|Lily of the Mohawks|
The Jesuits’ record of Catherine or Kateri Tekakwitha states that she was a shy and modest girl who avoided social gatherings and wore a blanket over her head because of the small pox that had destroyed her skin as a child. After smallpox killed her mother, father and brother and scarred her face she was adopted by family members. Tekakwitha was very skilled with traditional women’s work, which included making clothing, belts, mats, baskets, boxes, and preparing food, and a part of seasonal planting and intermittent weeding. Pressured to consider marriage around age 13, she would not agree to it and ran away. Although she had to suffer greatly for her faith, the young woman remained devout. Rejected at by her family and neighbours, Tekakwitha went to Kahnawake, the new aboriginal Christian colony in Canada. Here she lived a life dedicated to prayer, penitential practices, and care for the sick and aged. Every morning, even in bitterest winter, she stood before the chapel door until it opened at 4 a.m. and remained there until after the last mass. She was devoted to the eucharist (communion) and to Jesus crucified. Claude Chauchetière and Pierre Cholenec were Jesuit priests who played important roles in Tekakwitha’s life. Both were based in New France, an area which was considered dangerous and unappealing, due to wars with the Iroquois and the cold weather. Cholenec was present in New France before Chauchetière, having left for Canada in 1672. Both Chauchetière and Catherine arrived in Kahnawake in 1677. Chauchetière was the first to write a biography of Tekakwitha’s life, followed by Cholenec Chauchetière wrote that he was very impressed by Catherine. He had not expected an aboriginal to be so pious and he was certain Tekakwitha was a saint.
Jesuits then believed that natives needed the guidance of Christians in order to be set on the right path. Chauchetière says that such close contact with natives in Kahnawake changed some of his set notions about aboriginals – mainly his ideas about human difference.

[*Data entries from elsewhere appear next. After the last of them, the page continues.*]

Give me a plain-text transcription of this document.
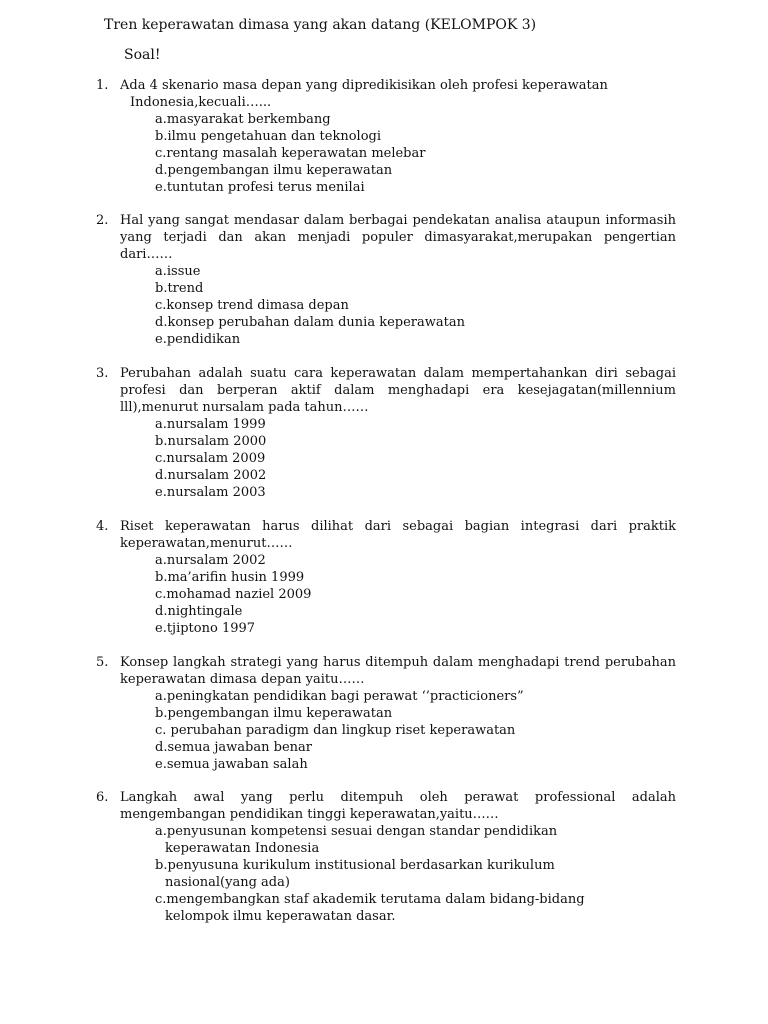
Tren keperawatan dimasa yang akan datang (KELOMPOK 3)
Soal!
1. Ada 4 skenario masa depan yang dipredikisikan oleh profesi keperawatan
Indonesia,kecuali…...
a.masyarakat berkembang
b.ilmu pengetahuan dan teknologi
c.rentang masalah keperawatan melebar
d.pengembangan ilmu keperawatan
e.tuntutan profesi terus menilai
2. Hal yang sangat mendasar dalam berbagai pendekatan analisa ataupun informasih yang terjadi dan akan menjadi populer dimasyarakat,merupakan pengertian dari……
a.issue
b.trend
c.konsep trend dimasa depan
d.konsep perubahan dalam dunia keperawatan
e.pendidikan
3. Perubahan adalah suatu cara keperawatan dalam mempertahankan diri sebagai profesi dan berperan aktif dalam menghadapi era kesejagatan(millennium lll),menurut nursalam pada tahun……
a.nursalam 1999
b.nursalam 2000
c.nursalam 2009
d.nursalam 2002
e.nursalam 2003
4. Riset keperawatan harus dilihat dari sebagai bagian integrasi dari praktik keperawatan,menurut……
a.nursalam 2002
b.ma’arifin husin 1999
c.mohamad naziel 2009
d.nightingale
e.tjiptono 1997
5. Konsep langkah strategi yang harus ditempuh dalam menghadapi trend perubahan keperawatan dimasa depan yaitu……
a.peningkatan pendidikan bagi perawat ‘’practicioners”
b.pengembangan ilmu keperawatan
c. perubahan paradigm dan lingkup riset keperawatan
d.semua jawaban benar
e.semua jawaban salah
6. Langkah awal yang perlu ditempuh oleh perawat professional adalah mengembangan pendidikan tinggi keperawatan,yaitu……
a.penyusunan kompetensi sesuai dengan standar pendidikan
keperawatan Indonesia
b.penyusuna kurikulum institusional berdasarkan kurikulum
nasional(yang ada)
c.mengembangkan staf akademik terutama dalam bidang-bidang
kelompok ilmu keperawatan dasar.
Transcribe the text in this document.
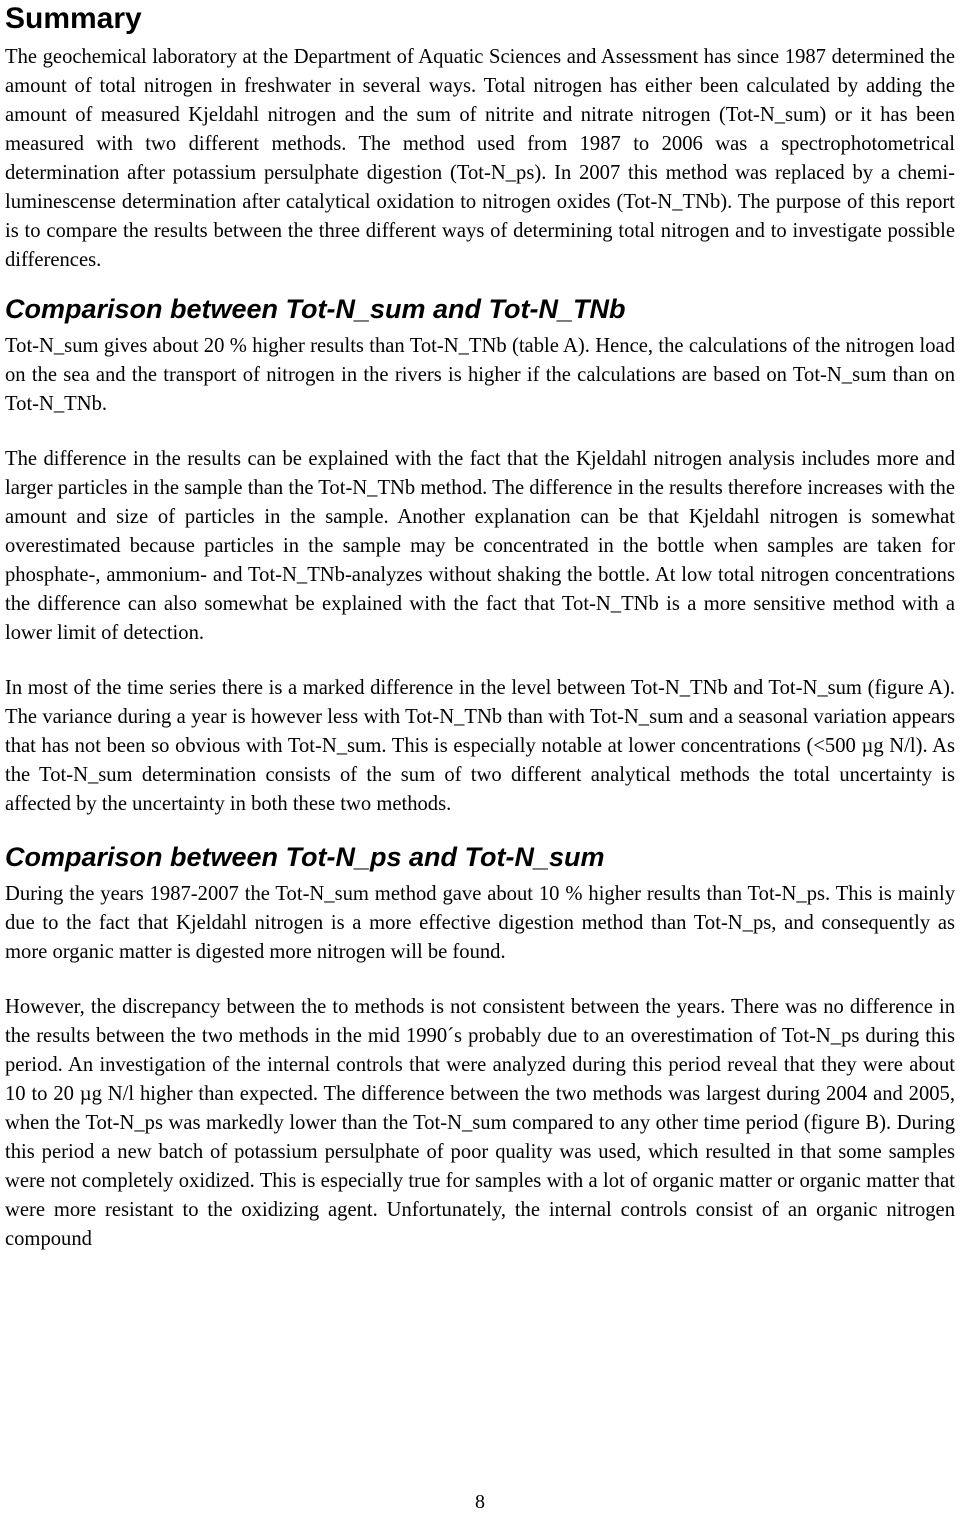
Summary

The geochemical laboratory at the Department of Aquatic Sciences and Assessment has since 1987 determined the amount of total nitrogen in freshwater in several ways. Total nitrogen has either been calculated by adding the amount of measured Kjeldahl nitrogen and the sum of nitrite and nitrate nitrogen (Tot-N_sum) or it has been measured with two different methods. The method used from 1987 to 2006 was a spectrophotometrical determination after potassium persulphate digestion (Tot-N_ps). In 2007 this method was replaced by a chemi-luminescense determination after catalytical oxidation to nitrogen oxides (Tot-N_TNb). The purpose of this report is to compare the results between the three different ways of determining total nitrogen and to investigate possible differences.

Comparison between Tot-N_sum and Tot-N_TNb

Tot-N_sum gives about 20 % higher results than Tot-N_TNb (table A). Hence, the calculations of the nitrogen load on the sea and the transport of nitrogen in the rivers is higher if the calculations are based on Tot-N_sum than on Tot-N_TNb.

The difference in the results can be explained with the fact that the Kjeldahl nitrogen analysis includes more and larger particles in the sample than the Tot-N_TNb method. The difference in the results therefore increases with the amount and size of particles in the sample. Another explanation can be that Kjeldahl nitrogen is somewhat overestimated because particles in the sample may be concentrated in the bottle when samples are taken for phosphate-, ammonium- and Tot-N_TNb-analyzes without shaking the bottle. At low total nitrogen concentrations the difference can also somewhat be explained with the fact that Tot-N_TNb is a more sensitive method with a lower limit of detection.

In most of the time series there is a marked difference in the level between Tot-N_TNb and Tot-N_sum (figure A). The variance during a year is however less with Tot-N_TNb than with Tot-N_sum and a seasonal variation appears that has not been so obvious with Tot-N_sum. This is especially notable at lower concentrations (<500 µg N/l). As the Tot-N_sum determination consists of the sum of two different analytical methods the total uncertainty is affected by the uncertainty in both these two methods.

Comparison between Tot-N_ps and Tot-N_sum

During the years 1987-2007 the Tot-N_sum method gave about 10 % higher results than Tot-N_ps. This is mainly due to the fact that Kjeldahl nitrogen is a more effective digestion method than Tot-N_ps, and consequently as more organic matter is digested more nitrogen will be found.

However, the discrepancy between the to methods is not consistent between the years. There was no difference in the results between the two methods in the mid 1990´s probably due to an overestimation of Tot-N_ps during this period. An investigation of the internal controls that were analyzed during this period reveal that they were about 10 to 20 µg N/l higher than expected. The difference between the two methods was largest during 2004 and 2005, when the Tot-N_ps was markedly lower than the Tot-N_sum compared to any other time period (figure B). During this period a new batch of potassium persulphate of poor quality was used, which resulted in that some samples were not completely oxidized. This is especially true for samples with a lot of organic matter or organic matter that were more resistant to the oxidizing agent. Unfortunately, the internal controls consist of an organic nitrogen compound

8
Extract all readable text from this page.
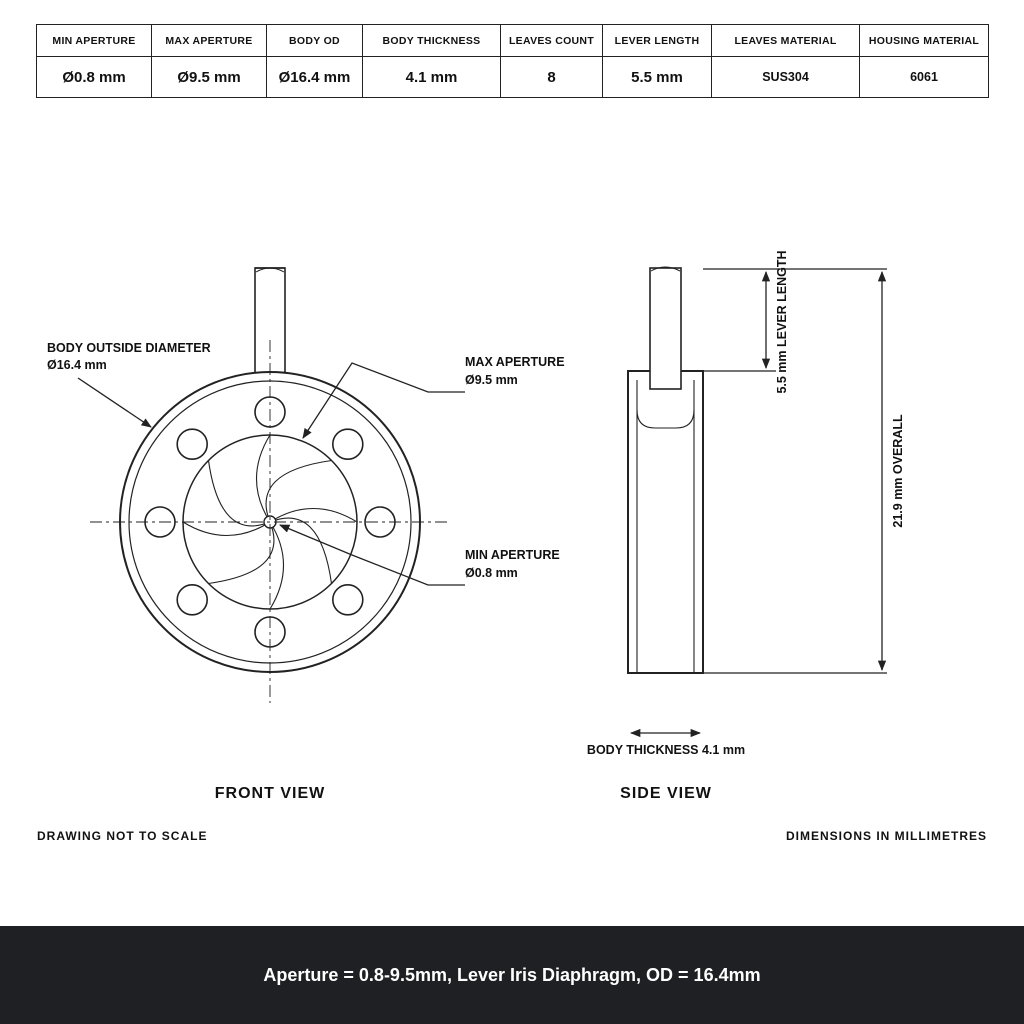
MIN APERTURE	MAX APERTURE	BODY OD	BODY THICKNESS	LEAVES COUNT	LEVER LENGTH	LEAVES MATERIAL	HOUSING MATERIAL
Ø0.8 mm	Ø9.5 mm	Ø16.4 mm	4.1 mm	8	5.5 mm	SUS304	6061
BODY OUTSIDE DIAMETER
Ø16.4 mm	MAX APERTURE
Ø9.5 mm
MIN APERTURE
Ø0.8 mm
FRONT VIEW
5.5 mm LEVER LENGTH
21.9 mm OVERALL
BODY THICKNESS 4.1 mm
SIDE VIEW
DRAWING NOT TO SCALE	DIMENSIONS IN MILLIMETRES
Aperture = 0.8-9.5mm, Lever Iris Diaphragm, OD = 16.4mm
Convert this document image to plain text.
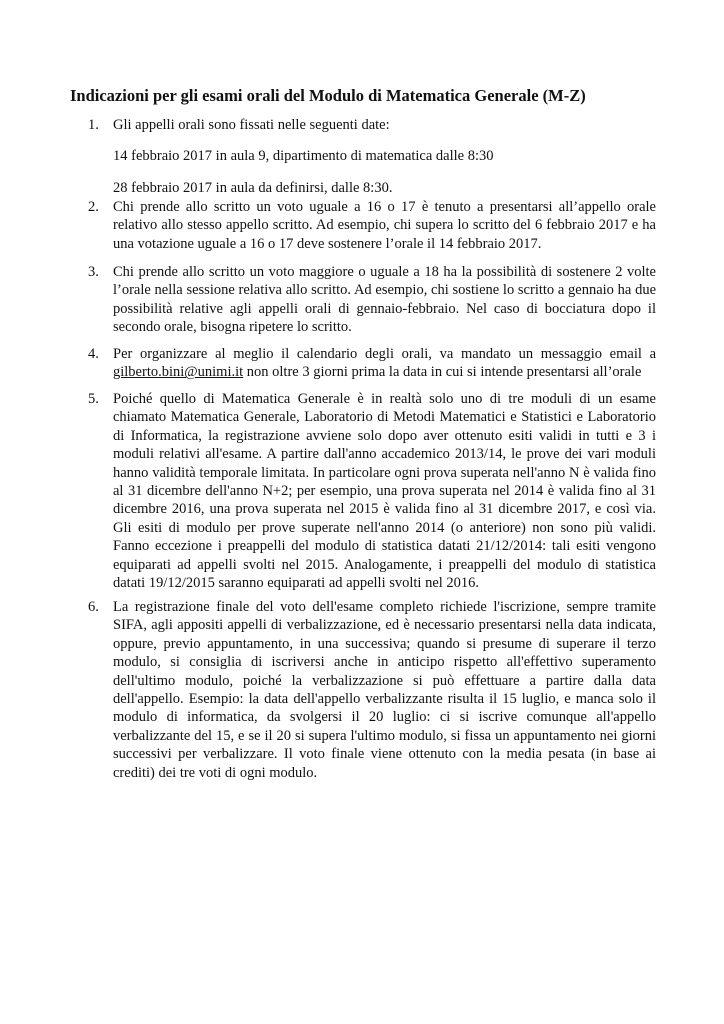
Indicazioni per gli esami orali del Modulo di Matematica Generale (M-Z)
1. Gli appelli orali sono fissati nelle seguenti date:

14 febbraio 2017 in aula 9, dipartimento di matematica dalle 8:30

28 febbraio 2017 in aula da definirsi, dalle 8:30.

2. Chi prende allo scritto un voto uguale a 16 o 17 è tenuto a presentarsi all’appello orale relativo allo stesso appello scritto. Ad esempio, chi supera lo scritto del 6 febbraio 2017 e ha una votazione uguale a 16 o 17 deve sostenere l’orale il 14 febbraio 2017.
3. Chi prende allo scritto un voto maggiore o uguale a 18 ha la possibilità di sostenere 2 volte l’orale nella sessione relativa allo scritto. Ad esempio, chi sostiene lo scritto a gennaio ha due possibilità relative agli appelli orali di gennaio-febbraio. Nel caso di bocciatura dopo il secondo orale, bisogna ripetere lo scritto.
4. Per organizzare al meglio il calendario degli orali, va mandato un messaggio email a gilberto.bini@unimi.it non oltre 3 giorni prima la data in cui si intende presentarsi all’orale
5. Poiché quello di Matematica Generale è in realtà solo uno di tre moduli di un esame chiamato Matematica Generale, Laboratorio di Metodi Matematici e Statistici e Laboratorio di Informatica, la registrazione avviene solo dopo aver ottenuto esiti validi in tutti e 3 i moduli relativi all'esame. A partire dall'anno accademico 2013/14, le prove dei vari moduli hanno validità temporale limitata. In particolare ogni prova superata nell'anno N è valida fino al 31 dicembre dell'anno N+2; per esempio, una prova superata nel 2014 è valida fino al 31 dicembre 2016, una prova superata nel 2015 è valida fino al 31 dicembre 2017, e così via. Gli esiti di modulo per prove superate nell'anno 2014 (o anteriore) non sono più validi. Fanno eccezione i preappelli del modulo di statistica datati 21/12/2014: tali esiti vengono equiparati ad appelli svolti nel 2015. Analogamente, i preappelli del modulo di statistica datati 19/12/2015 saranno equiparati ad appelli svolti nel 2016.
6. La registrazione finale del voto dell'esame completo richiede l'iscrizione, sempre tramite SIFA, agli appositi appelli di verbalizzazione, ed è necessario presentarsi nella data indicata, oppure, previo appuntamento, in una successiva; quando si presume di superare il terzo modulo, si consiglia di iscriversi anche in anticipo rispetto all'effettivo superamento dell'ultimo modulo, poiché la verbalizzazione si può effettuare a partire dalla data dell'appello. Esempio: la data dell'appello verbalizzante risulta il 15 luglio, e manca solo il modulo di informatica, da svolgersi il 20 luglio: ci si iscrive comunque all'appello verbalizzante del 15, e se il 20 si supera l'ultimo modulo, si fissa un appuntamento nei giorni successivi per verbalizzare. Il voto finale viene ottenuto con la media pesata (in base ai crediti) dei tre voti di ogni modulo.
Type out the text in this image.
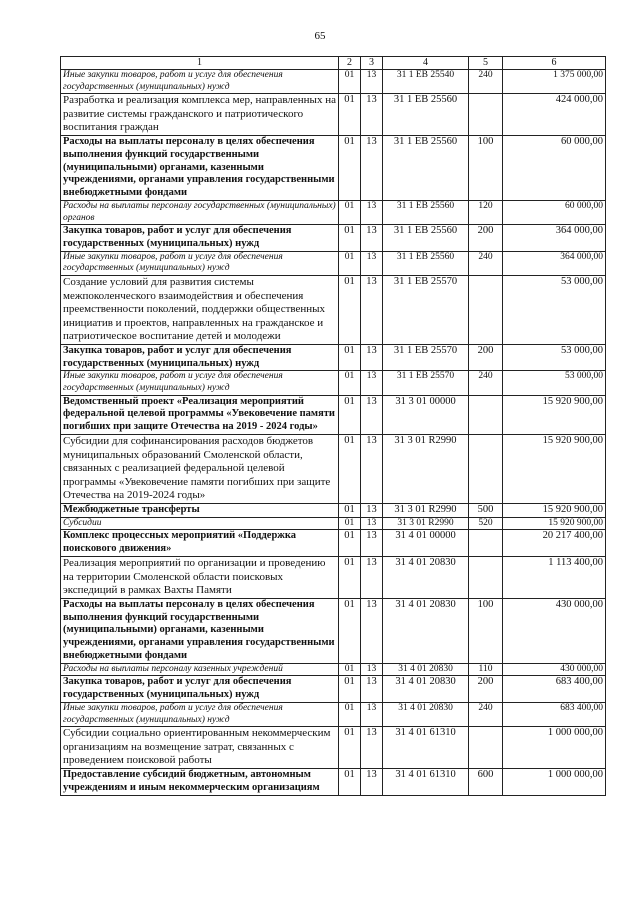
65
1	2	3	4	5	6
Иные закупки товаров, работ и услуг для обеспечения государственных (муниципальных) нужд	01	13	31 1 ЕВ 25540	240	1 375 000,00
Разработка и реализация комплекса мер, направленных на развитие системы гражданского и патриотического воспитания граждан	01	13	31 1 ЕВ 25560		424 000,00
Расходы на выплаты персоналу в целях обеспечения выполнения функций государственными (муниципальными) органами, казенными учреждениями, органами управления государственными внебюджетными фондами	01	13	31 1 ЕВ 25560	100	60 000,00
Расходы на выплаты персоналу государственных (муниципальных) органов	01	13	31 1 ЕВ 25560	120	60 000,00
Закупка товаров, работ и услуг для обеспечения государственных (муниципальных) нужд	01	13	31 1 ЕВ 25560	200	364 000,00
Иные закупки товаров, работ и услуг для обеспечения государственных (муниципальных) нужд	01	13	31 1 ЕВ 25560	240	364 000,00
Создание условий для развития системы межпоколенческого взаимодействия и обеспечения преемственности поколений, поддержки общественных инициатив и проектов, направленных на гражданское и патриотическое воспитание детей и молодежи	01	13	31 1 ЕВ 25570		53 000,00
Закупка товаров, работ и услуг для обеспечения государственных (муниципальных) нужд	01	13	31 1 ЕВ 25570	200	53 000,00
Иные закупки товаров, работ и услуг для обеспечения государственных (муниципальных) нужд	01	13	31 1 ЕВ 25570	240	53 000,00
Ведомственный проект «Реализация мероприятий федеральной целевой программы «Увековечение памяти погибших при защите Отечества на 2019 - 2024 годы»	01	13	31 3 01 00000		15 920 900,00
Субсидии для софинансирования расходов бюджетов муниципальных образований Смоленской области, связанных с реализацией федеральной целевой программы «Увековечение памяти погибших при защите Отечества на 2019-2024 годы»	01	13	31 3 01 R2990		15 920 900,00
Межбюджетные трансферты	01	13	31 3 01 R2990	500	15 920 900,00
Субсидии	01	13	31 3 01 R2990	520	15 920 900,00
Комплекс процессных мероприятий «Поддержка поискового движения»	01	13	31 4 01 00000		20 217 400,00
Реализация мероприятий по организации и проведению на территории Смоленской области поисковых экспедиций в рамках Вахты Памяти	01	13	31 4 01 20830		1 113 400,00
Расходы на выплаты персоналу в целях обеспечения выполнения функций государственными (муниципальными) органами, казенными учреждениями, органами управления государственными внебюджетными фондами	01	13	31 4 01 20830	100	430 000,00
Расходы на выплаты персоналу казенных учреждений	01	13	31 4 01 20830	110	430 000,00
Закупка товаров, работ и услуг для обеспечения государственных (муниципальных) нужд	01	13	31 4 01 20830	200	683 400,00
Иные закупки товаров, работ и услуг для обеспечения государственных (муниципальных) нужд	01	13	31 4 01 20830	240	683 400,00
Субсидии социально ориентированным некоммерческим организациям на возмещение затрат, связанных с проведением поисковой работы	01	13	31 4 01 61310		1 000 000,00
Предоставление субсидий бюджетным, автономным учреждениям и иным некоммерческим организациям	01	13	31 4 01 61310	600	1 000 000,00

Tekakwitha died on April 17, 1680, at 24. Devotion to Tekakwitha is responsible for establishing Native American ministries in Catholic Churches all over the U.S.A. and Canada. Hundreds of thousands have visited shrines to Tekakwitha erected at both St. Francis Xavier and Caughnawaga and at her birth place. Pilgrimages at these sites continue today and she is also honoured at the yearly Lac Ste. Anne Pilgrimage.